FMR moved to dismiss the claims, arguing that the plaintiffs were not “covered employees” under SOX because the statute does not protect employees of private subsidiaries of public companies. FMR maintained that the listing of “contractor” and “subcontractor” simply identifies those who are barred from retaliating against employees of public companies but does not extend protection to the employees of those contractors and subcontractors. The plaintiffs argued that both the employees of public companies and those who are employed by public companies’ contractors and subcontractors are protected under the SOX whistle-blower provisions. The district court denied FMR’s motion to dismiss, and the company appealed to the 1st Circuit.
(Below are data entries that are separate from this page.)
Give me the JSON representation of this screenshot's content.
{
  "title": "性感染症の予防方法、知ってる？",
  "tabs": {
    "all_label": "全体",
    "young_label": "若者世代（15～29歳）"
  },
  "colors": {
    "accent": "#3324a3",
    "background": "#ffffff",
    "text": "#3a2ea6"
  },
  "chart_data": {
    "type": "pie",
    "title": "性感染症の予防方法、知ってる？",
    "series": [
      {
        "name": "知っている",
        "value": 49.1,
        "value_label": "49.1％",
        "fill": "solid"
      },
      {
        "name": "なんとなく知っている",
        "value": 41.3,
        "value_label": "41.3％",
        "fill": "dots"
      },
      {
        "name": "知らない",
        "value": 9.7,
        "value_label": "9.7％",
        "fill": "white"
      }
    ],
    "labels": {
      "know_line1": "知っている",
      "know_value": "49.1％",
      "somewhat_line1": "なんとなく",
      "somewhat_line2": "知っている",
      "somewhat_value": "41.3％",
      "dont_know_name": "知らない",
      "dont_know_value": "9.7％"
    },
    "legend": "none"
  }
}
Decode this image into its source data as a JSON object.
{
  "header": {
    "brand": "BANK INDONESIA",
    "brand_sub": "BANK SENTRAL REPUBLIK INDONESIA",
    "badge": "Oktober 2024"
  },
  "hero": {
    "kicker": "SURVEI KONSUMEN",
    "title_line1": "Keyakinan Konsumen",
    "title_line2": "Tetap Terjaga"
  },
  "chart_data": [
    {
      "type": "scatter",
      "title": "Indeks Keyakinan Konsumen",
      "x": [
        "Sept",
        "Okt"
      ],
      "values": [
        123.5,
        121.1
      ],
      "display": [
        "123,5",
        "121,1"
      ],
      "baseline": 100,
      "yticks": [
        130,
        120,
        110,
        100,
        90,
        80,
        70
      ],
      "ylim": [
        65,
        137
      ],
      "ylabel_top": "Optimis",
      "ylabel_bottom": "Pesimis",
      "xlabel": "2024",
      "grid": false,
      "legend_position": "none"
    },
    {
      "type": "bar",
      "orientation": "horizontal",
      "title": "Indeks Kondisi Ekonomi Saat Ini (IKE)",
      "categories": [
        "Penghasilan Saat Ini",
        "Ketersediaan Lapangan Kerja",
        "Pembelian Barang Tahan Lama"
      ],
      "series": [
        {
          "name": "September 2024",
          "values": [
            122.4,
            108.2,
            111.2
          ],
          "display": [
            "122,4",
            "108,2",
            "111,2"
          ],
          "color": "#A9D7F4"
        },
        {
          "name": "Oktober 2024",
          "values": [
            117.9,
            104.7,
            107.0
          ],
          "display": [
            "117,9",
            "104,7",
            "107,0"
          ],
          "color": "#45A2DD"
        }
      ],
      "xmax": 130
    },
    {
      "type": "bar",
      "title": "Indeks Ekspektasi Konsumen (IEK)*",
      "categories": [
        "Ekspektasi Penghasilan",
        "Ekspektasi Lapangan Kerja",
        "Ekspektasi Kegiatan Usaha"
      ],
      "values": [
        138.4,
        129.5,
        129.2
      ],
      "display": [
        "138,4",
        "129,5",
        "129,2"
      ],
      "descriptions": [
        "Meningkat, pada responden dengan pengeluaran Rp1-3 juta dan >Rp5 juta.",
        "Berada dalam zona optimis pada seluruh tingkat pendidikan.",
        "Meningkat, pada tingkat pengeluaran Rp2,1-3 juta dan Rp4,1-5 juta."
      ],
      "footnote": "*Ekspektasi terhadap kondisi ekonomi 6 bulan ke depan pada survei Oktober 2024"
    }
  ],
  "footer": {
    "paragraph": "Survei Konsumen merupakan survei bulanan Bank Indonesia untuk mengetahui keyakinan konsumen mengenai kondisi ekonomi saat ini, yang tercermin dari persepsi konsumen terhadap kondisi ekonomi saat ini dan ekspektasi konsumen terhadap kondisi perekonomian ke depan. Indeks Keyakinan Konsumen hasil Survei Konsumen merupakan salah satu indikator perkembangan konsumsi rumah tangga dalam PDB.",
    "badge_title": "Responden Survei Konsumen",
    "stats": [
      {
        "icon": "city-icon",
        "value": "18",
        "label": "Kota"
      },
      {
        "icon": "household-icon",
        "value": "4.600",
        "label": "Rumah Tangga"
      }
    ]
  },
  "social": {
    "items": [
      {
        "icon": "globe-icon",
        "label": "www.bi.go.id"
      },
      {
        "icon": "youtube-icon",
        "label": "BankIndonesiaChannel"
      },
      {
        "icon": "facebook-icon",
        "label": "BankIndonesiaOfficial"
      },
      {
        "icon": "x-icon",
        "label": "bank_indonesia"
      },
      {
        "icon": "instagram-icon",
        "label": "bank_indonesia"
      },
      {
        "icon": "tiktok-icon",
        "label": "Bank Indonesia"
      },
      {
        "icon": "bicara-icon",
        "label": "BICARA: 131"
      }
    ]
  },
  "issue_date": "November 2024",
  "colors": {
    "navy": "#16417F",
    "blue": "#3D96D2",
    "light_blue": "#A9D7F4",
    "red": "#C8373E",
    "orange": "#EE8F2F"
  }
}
Appellate Court Finds Whistle-blower Protections Limited
On Feb. 3, 2012, the 1st Circuit reversed the district court’s interpretation of Section 1514A(a), holding that SOX’s whistle-blower protection is limited to employees of publicly traded companies and does not extend to those employed by a publicly traded company’s contractors and subcontractors.
The court first examined the text of the statute and found that FMR’s interpretation was “the more natural reading” because no evidence suggested that Congress intended the list of agents barred from discriminating to also define those protected from discrimination. The court considered the title of Section 806 and the caption of Section 1514A(a), both of which referred to “employees of publicly traded companies,” not private companies. The court found that the wording of the title and caption of the statute clearly indicate that the protection should be limited to employees of publicly traded companies.
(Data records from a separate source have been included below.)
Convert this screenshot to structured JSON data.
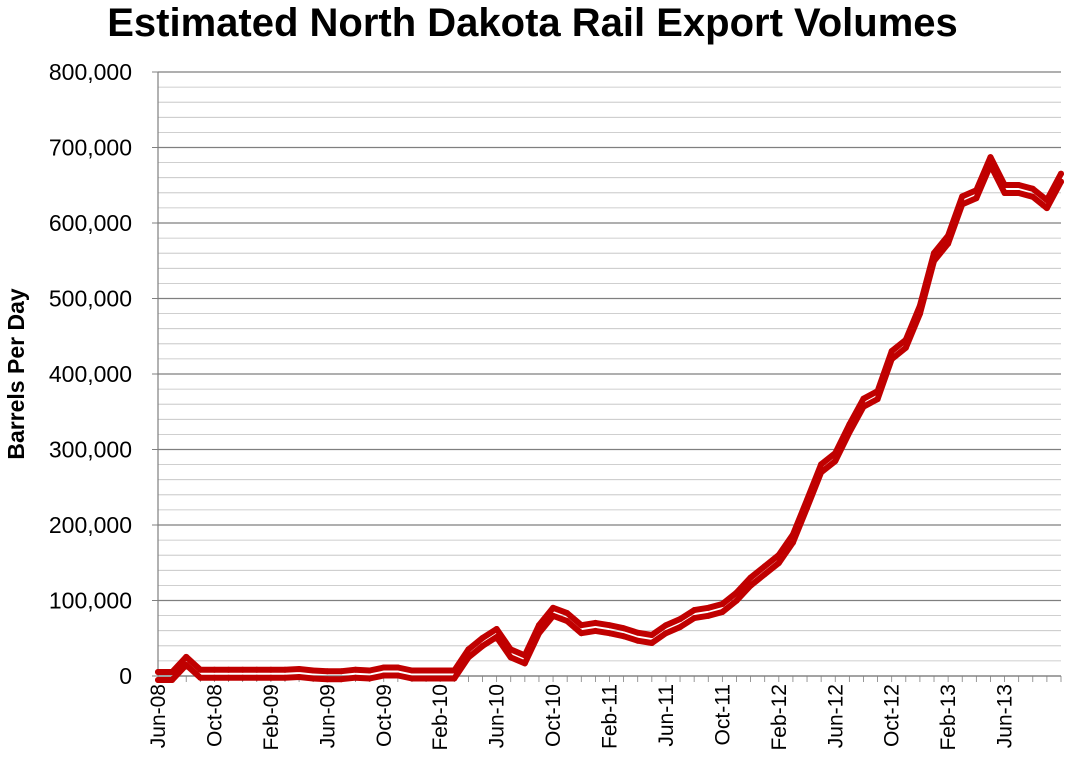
{
  "chart_data": {
    "type": "line",
    "title": "Estimated North Dakota Rail Export Volumes",
    "xlabel": "",
    "ylabel": "Barrels Per Day",
    "ylim": [
      0,
      800000
    ],
    "grid": true,
    "legend": "none",
    "y_ticks": [
      "0",
      "100,000",
      "200,000",
      "300,000",
      "400,000",
      "500,000",
      "600,000",
      "700,000",
      "800,000"
    ],
    "x_ticks": [
      "Jun-08",
      "Oct-08",
      "Feb-09",
      "Jun-09",
      "Oct-09",
      "Feb-10",
      "Jun-10",
      "Oct-10",
      "Feb-11",
      "Jun-11",
      "Oct-11",
      "Feb-12",
      "Jun-12",
      "Oct-12",
      "Feb-13",
      "Jun-13"
    ],
    "x_start": "Jun-08",
    "line_color": "#c00000",
    "series": [
      {
        "values": [
          0,
          0,
          20000,
          3000,
          3000,
          3000,
          3000,
          3000,
          3000,
          3000,
          4000,
          2000,
          1000,
          1000,
          3000,
          2000,
          6000,
          6000,
          2000,
          2000,
          2000,
          2000,
          30000,
          45000,
          57000,
          30000,
          22000,
          62000,
          85000,
          78000,
          62000,
          65000,
          62000,
          58000,
          52000,
          49000,
          62000,
          70000,
          82000,
          85000,
          90000,
          105000,
          125000,
          140000,
          155000,
          182000,
          228000,
          275000,
          290000,
          328000,
          362000,
          372000,
          425000,
          440000,
          485000,
          555000,
          578000,
          630000,
          638000,
          682000,
          645000,
          645000,
          640000,
          625000,
          660000
        ]
      },
      {
        "values": [
          0,
          0,
          20000,
          3000,
          3000,
          3000,
          3000,
          3000,
          3000,
          3000,
          4000,
          2000,
          1000,
          1000,
          3000,
          2000,
          6000,
          6000,
          2000,
          2000,
          2000,
          2000,
          30000,
          45000,
          57000,
          30000,
          22000,
          62000,
          85000,
          78000,
          62000,
          65000,
          62000,
          58000,
          52000,
          49000,
          62000,
          70000,
          82000,
          85000,
          90000,
          105000,
          125000,
          140000,
          155000,
          182000,
          228000,
          275000,
          290000,
          328000,
          362000,
          372000,
          425000,
          440000,
          485000,
          555000,
          578000,
          630000,
          638000,
          682000,
          645000,
          645000,
          640000,
          625000,
          660000
        ]
      }
    ]
  }
}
In reviewing similar statutory provisions of SOX and other laws, the court found that when Congress sought to provide for broader coverage than just public-company employees, it was explicit in doing so. Finally, the court explained that the legislative history of SOX specifically showed that the protection of Section 1514A(a) was intended for employees of publicly traded companies, given that it was enacted after the demise of Enron—a public company. The court also relied upon Congress’ rejection of a proposed amendment to Section 1514A that would have expressly provided for coverage of employees of investment advisers to mutual funds. Finally, the 1st Circuit declined to defer to contrary agency views, as expressed in Labor Department regulations and in friend-of-the-court briefs filed by the Labor Department and the SEC.
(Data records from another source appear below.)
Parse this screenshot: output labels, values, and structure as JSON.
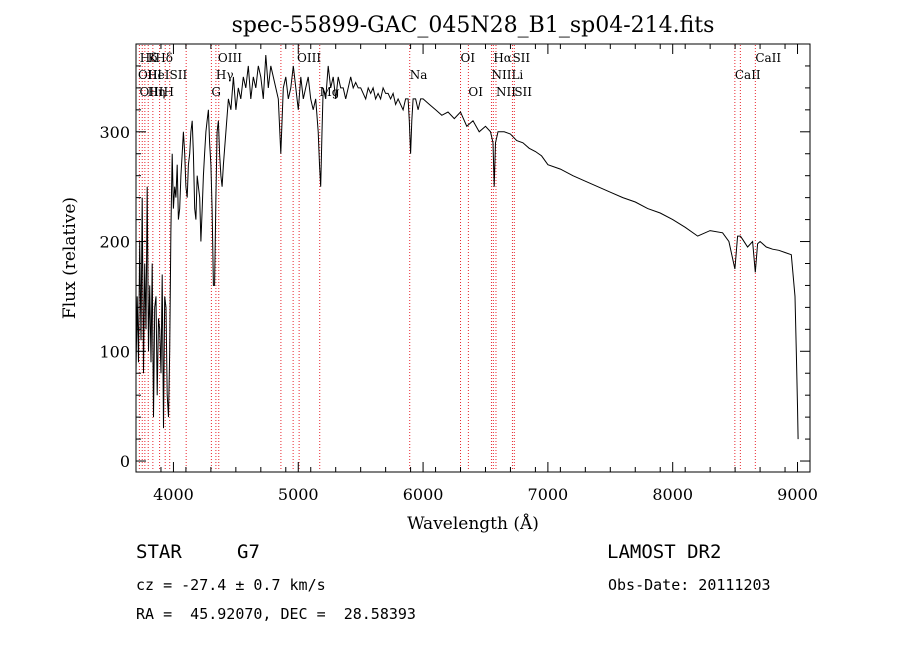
{
  "chart_data": {
    "type": "line",
    "title": "spec-55899-GAC_045N28_B1_sp04-214.fits",
    "xlabel": "Wavelength (Å)",
    "ylabel": "Flux (relative)",
    "xlim": [
      3700,
      9100
    ],
    "ylim": [
      -10,
      380
    ],
    "xticks": [
      4000,
      5000,
      6000,
      7000,
      8000,
      9000
    ],
    "yticks": [
      0,
      100,
      200,
      300
    ],
    "grid": false,
    "series": [
      {
        "x": [
          3700,
          3710,
          3720,
          3730,
          3740,
          3750,
          3760,
          3770,
          3780,
          3790,
          3800,
          3810,
          3820,
          3830,
          3840,
          3850,
          3860,
          3870,
          3880,
          3890,
          3900,
          3910,
          3920,
          3930,
          3940,
          3950,
          3960,
          3970,
          3980,
          3990,
          4000,
          4010,
          4020,
          4030,
          4040,
          4050,
          4060,
          4070,
          4080,
          4090,
          4100,
          4110,
          4120,
          4130,
          4140,
          4150,
          4160,
          4170,
          4180,
          4190,
          4200,
          4210,
          4220,
          4230,
          4240,
          4250,
          4260,
          4270,
          4280,
          4290,
          4300,
          4310,
          4320,
          4330,
          4340,
          4350,
          4360,
          4370,
          4380,
          4390,
          4400,
          4420,
          4440,
          4460,
          4480,
          4500,
          4520,
          4540,
          4560,
          4580,
          4600,
          4620,
          4640,
          4660,
          4680,
          4700,
          4720,
          4740,
          4760,
          4780,
          4800,
          4820,
          4840,
          4860,
          4880,
          4900,
          4920,
          4940,
          4960,
          4980,
          5000,
          5020,
          5040,
          5060,
          5080,
          5100,
          5120,
          5140,
          5160,
          5170,
          5180,
          5190,
          5200,
          5220,
          5240,
          5260,
          5280,
          5300,
          5320,
          5340,
          5360,
          5380,
          5400,
          5420,
          5440,
          5460,
          5480,
          5500,
          5520,
          5540,
          5560,
          5580,
          5600,
          5620,
          5640,
          5660,
          5680,
          5700,
          5720,
          5740,
          5760,
          5780,
          5800,
          5820,
          5840,
          5860,
          5880,
          5890,
          5900,
          5910,
          5920,
          5940,
          5960,
          5980,
          6000,
          6050,
          6100,
          6150,
          6200,
          6250,
          6300,
          6350,
          6400,
          6450,
          6500,
          6540,
          6560,
          6570,
          6580,
          6600,
          6650,
          6700,
          6750,
          6800,
          6850,
          6900,
          6950,
          7000,
          7100,
          7200,
          7300,
          7400,
          7500,
          7600,
          7700,
          7800,
          7900,
          8000,
          8100,
          8200,
          8300,
          8400,
          8450,
          8498,
          8520,
          8542,
          8560,
          8600,
          8640,
          8662,
          8680,
          8700,
          8750,
          8800,
          8850,
          8900,
          8950,
          8980,
          8990,
          9000,
          9005
        ],
        "y": [
          80,
          150,
          90,
          200,
          110,
          240,
          80,
          180,
          120,
          250,
          100,
          160,
          90,
          180,
          40,
          140,
          150,
          60,
          130,
          120,
          80,
          170,
          30,
          150,
          140,
          60,
          40,
          100,
          210,
          280,
          230,
          250,
          240,
          270,
          220,
          230,
          260,
          280,
          300,
          280,
          250,
          240,
          270,
          280,
          300,
          310,
          280,
          230,
          220,
          260,
          250,
          240,
          200,
          230,
          260,
          280,
          300,
          310,
          320,
          290,
          270,
          230,
          160,
          160,
          240,
          300,
          310,
          280,
          260,
          250,
          270,
          300,
          330,
          320,
          350,
          320,
          340,
          330,
          350,
          340,
          360,
          330,
          350,
          340,
          360,
          350,
          330,
          370,
          340,
          360,
          350,
          340,
          330,
          280,
          340,
          350,
          330,
          340,
          360,
          340,
          320,
          350,
          330,
          340,
          350,
          330,
          320,
          330,
          300,
          270,
          250,
          300,
          340,
          330,
          360,
          340,
          350,
          330,
          350,
          340,
          340,
          330,
          340,
          350,
          340,
          345,
          340,
          340,
          335,
          330,
          340,
          335,
          340,
          330,
          335,
          330,
          340,
          335,
          335,
          330,
          335,
          325,
          330,
          325,
          320,
          330,
          330,
          310,
          280,
          310,
          330,
          330,
          320,
          330,
          330,
          325,
          320,
          315,
          318,
          312,
          318,
          305,
          310,
          300,
          305,
          300,
          290,
          250,
          290,
          300,
          300,
          298,
          292,
          290,
          285,
          282,
          278,
          270,
          266,
          260,
          255,
          250,
          245,
          240,
          236,
          230,
          226,
          220,
          213,
          205,
          210,
          208,
          200,
          175,
          205,
          205,
          202,
          195,
          200,
          172,
          198,
          200,
          195,
          193,
          192,
          190,
          188,
          150,
          100,
          50,
          20
        ]
      }
    ],
    "annotations": [
      {
        "label": "Hδ",
        "x": 3730,
        "row": 1
      },
      {
        "label": "K",
        "x": 3794,
        "row": 1
      },
      {
        "label": "Hδ",
        "x": 3855,
        "row": 1
      },
      {
        "label": "OIII",
        "x": 3716,
        "row": 2
      },
      {
        "label": "HeISII",
        "x": 3790,
        "row": 2
      },
      {
        "label": "OIII",
        "x": 3728,
        "row": 3
      },
      {
        "label": "Hη",
        "x": 3794,
        "row": 3
      },
      {
        "label": "H",
        "x": 3920,
        "row": 3
      },
      {
        "label": "OIII",
        "x": 4356,
        "row": 1
      },
      {
        "label": "Hγ",
        "x": 4340,
        "row": 2
      },
      {
        "label": "G",
        "x": 4304,
        "row": 3
      },
      {
        "label": "OIII",
        "x": 4990,
        "row": 1
      },
      {
        "label": "Mg",
        "x": 5170,
        "row": 3
      },
      {
        "label": "Na",
        "x": 5893,
        "row": 2
      },
      {
        "label": "OI",
        "x": 6300,
        "row": 1
      },
      {
        "label": "OI",
        "x": 6363,
        "row": 3
      },
      {
        "label": "Hα",
        "x": 6563,
        "row": 1
      },
      {
        "label": "SII",
        "x": 6716,
        "row": 1
      },
      {
        "label": "NII",
        "x": 6548,
        "row": 2
      },
      {
        "label": "Li",
        "x": 6708,
        "row": 2
      },
      {
        "label": "NII",
        "x": 6584,
        "row": 3
      },
      {
        "label": "SII",
        "x": 6731,
        "row": 3
      },
      {
        "label": "CaII",
        "x": 8662,
        "row": 1
      },
      {
        "label": "CaII",
        "x": 8498,
        "row": 2
      }
    ],
    "line_markers": [
      3727,
      3750,
      3771,
      3798,
      3835,
      3889,
      3934,
      3970,
      4102,
      4304,
      4340,
      4363,
      4861,
      4959,
      5007,
      5172,
      5893,
      6300,
      6363,
      6548,
      6563,
      6584,
      6716,
      6731,
      8498,
      8542,
      8662
    ]
  },
  "info": {
    "object_type": "STAR",
    "subclass": "G7",
    "survey": "LAMOST DR2",
    "redshift": "cz = -27.4 ± 0.7 km/s",
    "obs_date": "Obs-Date: 20111203",
    "coords": "RA =  45.92070, DEC =  28.58393"
  },
  "colors": {
    "line": "#000000",
    "marker": "#e8262e",
    "background": "#ffffff"
  }
}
Justices Concerned About Broad Interpretation
“The court, across ideological lines, seemed uncomfortable with the idea that millions of employees of various companies could be covered” by Section 806 if the provision were given an expansive reading, Lloyd Chinn, Proskauer’s whistleblowing & retaliation group co-head, told SHRM Online. Chinn, who attended the arguments, noted that Justice Stephen Breyer, for example, asked if every “mom and pop” company would be covered if the court were to accept the employees’ interpretation of the statute.
However, Gregory Keating, co-chair of Littler Mendelson’s whistleblowing & retaliation practice, who filed a friend-of-the-court brief on behalf of SHRM in support of FMR, said it was far from clear what the court would decide. “It would be very difficult to be a betting man and say which side they were leaning toward. Both sides were being grilled on their positions. You couldn’t tell which way the justices were leaning, based on the questioning.”
A decision in the case is expected by June 2014.
Joanne Deschenaux, J.D., is SHRM’s senior legal editor.